Ho Il Yoon, Byong Kwon Park and Yeadong Kim
Korea Ocean Research and Development Institute
Polar Sciences Laboratory,
Ansan, P.O. Box 29, Seoul 425-600
E-mail:
hiyoon@kordi.re.kr
bkpark@korp.re.kr
ydkim@kordi.re.kr

The formation of layered biogenic sediments in many places has been ascribed to the results of inhibition of benthos by low concentrations of dissolved oxygen either in anoxic silled basins or beneath zones of strong upwelling, where an oxygen minimum layer intersects the shelf or slope. A second possibility is that the layered diatom ooze (LDO) formed as a consequence of higher settling fluxes of biogenic ooze caused by increased primary production connected either with more intense frontal system or chemically proliferous surface ocean. Sedimentological, micropaleontological and porewater data of two piston cores from central Bransfield Strait, northern Antarctic Peninsula have been used to infer the depositional environment for LDO interval encountered at the bottom of the cores. The LDO has high contents of organic carbon and sulfide sulfur. Positive relationship between organic carbon and sulfide sulfur establishes the existing of an oxidizing condition during the deposition of the LDO. The occurrence of intact diatom, Chaetoceros resting spore, in the LDO implies mass sedimentation of diatom floccules at approximately 2,500 yrs BP (the onset of the Neoglacial or the termination of Hypsithermal Warm).

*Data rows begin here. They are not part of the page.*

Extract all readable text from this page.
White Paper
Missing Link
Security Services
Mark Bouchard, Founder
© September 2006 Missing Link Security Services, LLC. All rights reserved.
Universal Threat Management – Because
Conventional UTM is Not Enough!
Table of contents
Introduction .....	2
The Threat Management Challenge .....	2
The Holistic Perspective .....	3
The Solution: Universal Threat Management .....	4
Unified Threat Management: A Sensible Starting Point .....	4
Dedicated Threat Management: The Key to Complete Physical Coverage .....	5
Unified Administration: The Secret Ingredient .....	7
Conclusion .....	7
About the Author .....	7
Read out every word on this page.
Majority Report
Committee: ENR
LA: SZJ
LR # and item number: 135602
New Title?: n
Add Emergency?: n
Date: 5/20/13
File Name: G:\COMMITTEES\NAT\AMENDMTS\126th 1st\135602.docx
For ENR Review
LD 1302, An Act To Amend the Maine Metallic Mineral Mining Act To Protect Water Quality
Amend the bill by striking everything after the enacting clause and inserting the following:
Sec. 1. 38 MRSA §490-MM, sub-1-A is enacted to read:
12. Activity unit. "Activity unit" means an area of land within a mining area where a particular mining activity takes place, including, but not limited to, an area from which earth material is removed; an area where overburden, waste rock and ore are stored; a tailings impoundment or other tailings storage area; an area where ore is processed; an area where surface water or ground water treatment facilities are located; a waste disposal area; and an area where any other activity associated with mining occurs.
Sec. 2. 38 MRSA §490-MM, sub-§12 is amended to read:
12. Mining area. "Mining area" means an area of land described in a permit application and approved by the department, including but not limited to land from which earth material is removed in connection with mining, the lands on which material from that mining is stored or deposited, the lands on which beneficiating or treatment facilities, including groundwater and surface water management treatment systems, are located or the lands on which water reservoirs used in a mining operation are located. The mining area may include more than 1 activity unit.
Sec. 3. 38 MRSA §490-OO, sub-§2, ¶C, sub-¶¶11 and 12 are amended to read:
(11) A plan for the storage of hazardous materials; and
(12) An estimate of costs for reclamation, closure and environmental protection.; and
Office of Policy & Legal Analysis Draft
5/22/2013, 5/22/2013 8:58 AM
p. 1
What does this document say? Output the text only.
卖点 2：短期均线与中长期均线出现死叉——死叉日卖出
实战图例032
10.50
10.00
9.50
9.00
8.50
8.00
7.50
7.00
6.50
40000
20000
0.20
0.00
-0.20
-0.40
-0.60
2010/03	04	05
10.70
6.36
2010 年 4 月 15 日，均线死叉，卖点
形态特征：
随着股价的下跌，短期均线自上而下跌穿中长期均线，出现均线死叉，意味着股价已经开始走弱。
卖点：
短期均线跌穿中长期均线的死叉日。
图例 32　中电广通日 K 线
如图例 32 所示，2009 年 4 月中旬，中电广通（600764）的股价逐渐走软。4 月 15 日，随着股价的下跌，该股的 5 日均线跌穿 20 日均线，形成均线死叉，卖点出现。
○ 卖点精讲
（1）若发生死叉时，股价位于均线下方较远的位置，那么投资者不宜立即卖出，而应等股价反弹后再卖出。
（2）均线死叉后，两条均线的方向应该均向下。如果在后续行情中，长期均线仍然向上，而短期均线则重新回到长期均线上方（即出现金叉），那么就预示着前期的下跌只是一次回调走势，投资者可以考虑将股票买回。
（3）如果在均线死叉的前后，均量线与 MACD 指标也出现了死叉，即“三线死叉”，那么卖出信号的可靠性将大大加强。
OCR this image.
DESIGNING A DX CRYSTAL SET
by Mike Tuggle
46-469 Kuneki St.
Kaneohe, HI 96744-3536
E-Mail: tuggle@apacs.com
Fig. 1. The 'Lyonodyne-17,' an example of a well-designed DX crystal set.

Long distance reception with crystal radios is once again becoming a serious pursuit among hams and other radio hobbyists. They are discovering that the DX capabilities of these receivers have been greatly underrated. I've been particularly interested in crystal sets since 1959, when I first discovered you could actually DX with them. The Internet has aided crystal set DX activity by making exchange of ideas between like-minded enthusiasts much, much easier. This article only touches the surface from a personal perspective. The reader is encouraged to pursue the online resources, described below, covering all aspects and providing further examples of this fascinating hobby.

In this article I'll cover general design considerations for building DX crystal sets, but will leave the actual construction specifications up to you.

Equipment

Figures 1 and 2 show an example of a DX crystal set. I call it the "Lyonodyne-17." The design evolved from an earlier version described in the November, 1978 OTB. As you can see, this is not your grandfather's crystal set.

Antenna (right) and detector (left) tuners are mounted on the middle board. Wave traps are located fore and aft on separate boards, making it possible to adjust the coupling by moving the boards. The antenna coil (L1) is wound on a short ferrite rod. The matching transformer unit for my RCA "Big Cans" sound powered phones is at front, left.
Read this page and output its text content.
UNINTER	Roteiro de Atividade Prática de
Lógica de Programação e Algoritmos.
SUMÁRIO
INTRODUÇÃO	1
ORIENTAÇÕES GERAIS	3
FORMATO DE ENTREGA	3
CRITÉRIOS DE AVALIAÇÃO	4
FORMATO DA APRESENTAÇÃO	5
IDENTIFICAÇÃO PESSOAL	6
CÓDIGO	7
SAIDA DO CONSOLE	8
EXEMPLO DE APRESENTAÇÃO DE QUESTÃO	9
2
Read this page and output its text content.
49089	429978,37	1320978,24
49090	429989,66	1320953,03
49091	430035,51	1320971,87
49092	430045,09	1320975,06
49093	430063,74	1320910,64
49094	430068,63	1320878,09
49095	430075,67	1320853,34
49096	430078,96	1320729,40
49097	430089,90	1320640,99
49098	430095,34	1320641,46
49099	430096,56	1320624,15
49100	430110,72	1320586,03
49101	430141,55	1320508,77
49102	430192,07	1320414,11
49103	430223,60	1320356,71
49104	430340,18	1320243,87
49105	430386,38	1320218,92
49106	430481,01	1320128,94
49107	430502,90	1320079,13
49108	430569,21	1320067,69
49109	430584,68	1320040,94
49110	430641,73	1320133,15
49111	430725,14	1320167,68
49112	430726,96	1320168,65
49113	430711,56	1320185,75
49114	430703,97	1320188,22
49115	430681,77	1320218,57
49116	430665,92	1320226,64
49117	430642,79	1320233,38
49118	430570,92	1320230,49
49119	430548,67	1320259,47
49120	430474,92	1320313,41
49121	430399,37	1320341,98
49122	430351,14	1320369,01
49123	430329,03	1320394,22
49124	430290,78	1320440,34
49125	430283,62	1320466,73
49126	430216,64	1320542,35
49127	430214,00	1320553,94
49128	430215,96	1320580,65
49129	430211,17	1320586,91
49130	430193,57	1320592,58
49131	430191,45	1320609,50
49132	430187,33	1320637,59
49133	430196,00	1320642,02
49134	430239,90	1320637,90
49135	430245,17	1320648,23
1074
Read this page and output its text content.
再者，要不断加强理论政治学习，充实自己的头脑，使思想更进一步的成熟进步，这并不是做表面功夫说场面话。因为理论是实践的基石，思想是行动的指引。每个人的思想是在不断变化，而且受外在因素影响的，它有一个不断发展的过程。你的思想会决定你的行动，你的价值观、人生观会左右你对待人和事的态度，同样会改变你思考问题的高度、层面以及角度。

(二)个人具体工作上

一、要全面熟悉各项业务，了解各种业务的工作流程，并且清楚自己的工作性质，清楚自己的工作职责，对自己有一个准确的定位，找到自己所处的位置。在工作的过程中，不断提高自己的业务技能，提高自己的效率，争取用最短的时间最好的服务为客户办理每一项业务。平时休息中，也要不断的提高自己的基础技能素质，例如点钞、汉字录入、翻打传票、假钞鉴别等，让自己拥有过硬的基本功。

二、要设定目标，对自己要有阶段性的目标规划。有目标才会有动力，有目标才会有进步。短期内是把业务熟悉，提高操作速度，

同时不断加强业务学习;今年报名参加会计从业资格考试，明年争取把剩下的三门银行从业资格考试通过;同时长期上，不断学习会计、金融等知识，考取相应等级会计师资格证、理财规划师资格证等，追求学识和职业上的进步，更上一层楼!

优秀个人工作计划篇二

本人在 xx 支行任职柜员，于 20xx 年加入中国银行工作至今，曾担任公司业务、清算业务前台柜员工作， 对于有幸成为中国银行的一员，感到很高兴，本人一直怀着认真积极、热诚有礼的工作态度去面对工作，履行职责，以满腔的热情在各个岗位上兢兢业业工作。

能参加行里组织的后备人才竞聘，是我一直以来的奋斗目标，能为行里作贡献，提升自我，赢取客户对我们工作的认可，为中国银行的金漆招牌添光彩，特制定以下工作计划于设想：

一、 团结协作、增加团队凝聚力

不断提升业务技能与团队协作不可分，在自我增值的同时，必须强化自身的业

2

We also report that in a gravity core from eastern Bransfield Strait, LDO that occurs persistently through most of the core, indicative of presently forming diatom mat. We adduce evidences that this LDO can be caused by enhanced biological activity at the ice-shelf margin in northwestern Weddell Sea, combined with mass sinking of phytoplankton blooms through the deep water convection. These remarkable deposits should enable quantification of ancient deep-sea fluxes and the study of short-term climatic fluctuations during the late Holocene.